[]
        
(Showing Draft Content)

Export

Exporting a Word document to PDF and images is a very common use case and is generally required for various business purposes. Some of the advantages are security, cross-platform compatibility, availability of free readers, reduced file size, etc.

DsWord allows you to export Word documents to PDF format with the help of the GcWordLayout class. This class separates the layout of source Word documents from the exported PDF formats. You can also use the WordLayoutSettings class to perform various customizations to the set of pages being exported.

Export to PDF

The SaveAsPdf method of the GcWordLayout class can be used to export Word documents to PDF. You can also set various PDF options like compression level, back color, metadata, and PDF version by using the properties of the PdfOutputSettings class.

Structured Tags

For exporting, DsWord supports structured tags that correspond with PDF standards maintaining compliance with accessibility and other requirements. Structured tags map document elements to PDF logical structure, ensuring proper document hierarchy and metadata in the output format.

Export to PDF/UA compliant PDF

DsWord supports exporting Word documents to PDF/UA-1 compliant PDF. To do this, make sure that:

  • The document has a title.

  • The structure of heading styles is hierarchical, starting from "Heading 1" without skipping intermediate outline levels.

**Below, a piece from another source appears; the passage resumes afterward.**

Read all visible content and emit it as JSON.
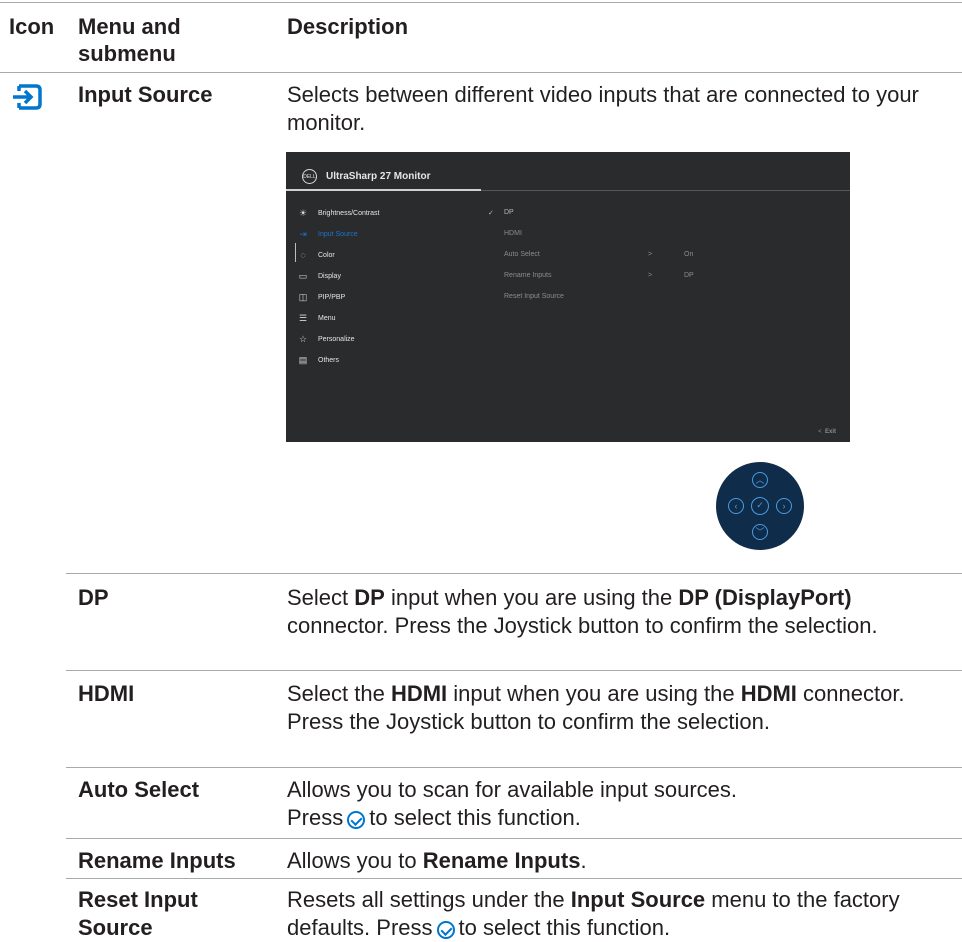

  • All images and figures are accompanied by appropriate alternative text.

  • All hyperlinks include screen tips.

  • The document contains no blank pages.

  • The exported document conforms to the ISO 14289-1 standard.

When required fields are missing from the document, use the MissingDocumentTitle, MissingShapeAlternativeText and MissingHyperlinkScreenTip properties of the PdfOutputSettings class to provide placeholder values during export.

Check out the code sample below that demonstrates marking the exported document as PDF/UA compliant:

using GrapeCity.Documents.Word;
using GrapeCity.Documents.Word.Layout;
DocToPdfUa("SimpleDocument");

static void DocToPdfUa(string name)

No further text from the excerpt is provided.